“How many brothers do you have?” she asked.
“Three. And they’re all in law enforcement.”
She smiled. “Are they older than you?”
“All of them are. You don’t have siblings, do you?”
“None at all. It was a lonely life, even when my father was still at home. He wasn’t, much. Law enforcement takes you out at all hours.”
He recalled that her father had been a policeman. “You’d know, I guess.”
She nodded.
“You like to cook, don’t you?” he remarked as she finished the piecrusts and covered them with clear wrap.
“Very much.”
“Knitting and crocheting, romance novels and cooking,” he mused. “Do you know what century this is?”
She turned with floury hands to glare up at him. “It’s my life and I live it as I please. I don’t make snide remarks about you, do I? I mean, you walk around in cow manure all day and muck out stables. How is that better than knitting? At least yarn doesn’t stink!”
He burst out laughing.
She glared at him. “Thank Bart for the apples, please, and tell him I’ll bring him a nice apple pie tomorrow.”
“He’ll be thrilled. He’s partial to apple pie.”
“I know.”
He scowled. “Why don’t you have anything going with him? He’s got a ranch of his own and he’s a good man, steady and law-abiding.”
“He’s my friend,” she said. “I don’t feel that way about him.”
“And he’s hardly in the same league as McGuire, right?” he persisted. “If you get involved with McGuire, you’ve got a steep learning curve ahead of you. It’s not like this.” He looked around the house. “You’d have to entertain his guests, know how to organize parties, wear the right clothes, use the right utensils at table.”
“Do you think I’m stupid?” she asked, aghast, because she was well on her way to the sort of life McGuire lived. Not that she was going to tell this cowboy anything!
He shrugged. “I guess you can learn. But if you don’t grow up in those circles, it’s not so easy to fit in,” he added with faint hauteur.
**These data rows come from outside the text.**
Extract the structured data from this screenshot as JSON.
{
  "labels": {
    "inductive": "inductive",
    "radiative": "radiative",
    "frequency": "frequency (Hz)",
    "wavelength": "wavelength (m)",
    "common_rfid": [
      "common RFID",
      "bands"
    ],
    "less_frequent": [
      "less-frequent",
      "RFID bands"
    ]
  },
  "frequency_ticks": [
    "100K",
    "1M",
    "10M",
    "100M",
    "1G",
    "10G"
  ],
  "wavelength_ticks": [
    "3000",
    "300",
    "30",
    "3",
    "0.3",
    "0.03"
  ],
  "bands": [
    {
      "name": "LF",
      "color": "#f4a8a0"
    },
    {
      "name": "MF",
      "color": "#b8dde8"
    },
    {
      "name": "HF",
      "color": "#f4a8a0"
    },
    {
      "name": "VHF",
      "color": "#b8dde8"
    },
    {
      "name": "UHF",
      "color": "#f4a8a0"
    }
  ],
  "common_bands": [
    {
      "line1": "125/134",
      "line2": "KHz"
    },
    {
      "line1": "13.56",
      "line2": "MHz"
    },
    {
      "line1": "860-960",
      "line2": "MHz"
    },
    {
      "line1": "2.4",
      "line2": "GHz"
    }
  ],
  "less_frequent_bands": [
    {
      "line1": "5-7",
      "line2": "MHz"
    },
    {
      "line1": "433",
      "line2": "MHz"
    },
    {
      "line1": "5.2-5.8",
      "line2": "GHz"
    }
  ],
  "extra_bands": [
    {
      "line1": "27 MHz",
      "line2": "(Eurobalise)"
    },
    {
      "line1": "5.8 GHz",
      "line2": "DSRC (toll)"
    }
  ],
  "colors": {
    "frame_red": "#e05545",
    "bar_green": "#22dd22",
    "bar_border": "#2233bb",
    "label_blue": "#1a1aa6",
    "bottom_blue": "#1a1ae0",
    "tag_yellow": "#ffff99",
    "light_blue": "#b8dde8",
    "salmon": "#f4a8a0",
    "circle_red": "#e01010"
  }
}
Her full lips flattened as she glared up at him. She knew how to wear the right clothes—she’d learned how from a kind makeup artist at the studio where she’d done her very first satellite media tour. It had led her to a high-ticket department store and clothes that suited her slender body. She’d learned how to use utensils in a fancy restaurant simply by observing her editor when they went out to eat. Organizing parties? She hadn’t done it yet, but that was something Pam Simpson could certainly teach her.
“Yes, I can learn,” she said shortly. But she wasn’t thinking of Jake McGuire and fitting into his life. She was thinking of her career, the one she had that this cowboy didn’t even know about.
He looked odd as he studied her in silence for a long moment. She wasn’t really a pretty woman. She had a nice figure and a pretty mouth and that glorious honey-streaked brown hair. It was what was inside her that made her look beautiful. She had a kind heart. He barely remembered his mother, but that was what people always said about her, people who knew her when she was still alive; that she was kindhearted.
“Anyway, my future doesn’t concern you,” she said shortly, turning away. “If you’re like most cowboys around here, you’ll be moving on to greener pastures in a few months. Bill McAllister is the only cowboy I’ve ever known who stayed put.”
“He never married?”
She sighed. “Yes, he did, years and years ago. She died of pneumonia. He never got over it.”
He laughed shortly. “The world is full of women,” he said. “Surely he could find somebody else.”
She turned, frowning. “Haven’t you ever been in love?” she asked, stunned.
“Not really,” he said, searching her eyes. “I’ve had my share of lovers, I guess.”
“It isn’t the same thing,” she returned.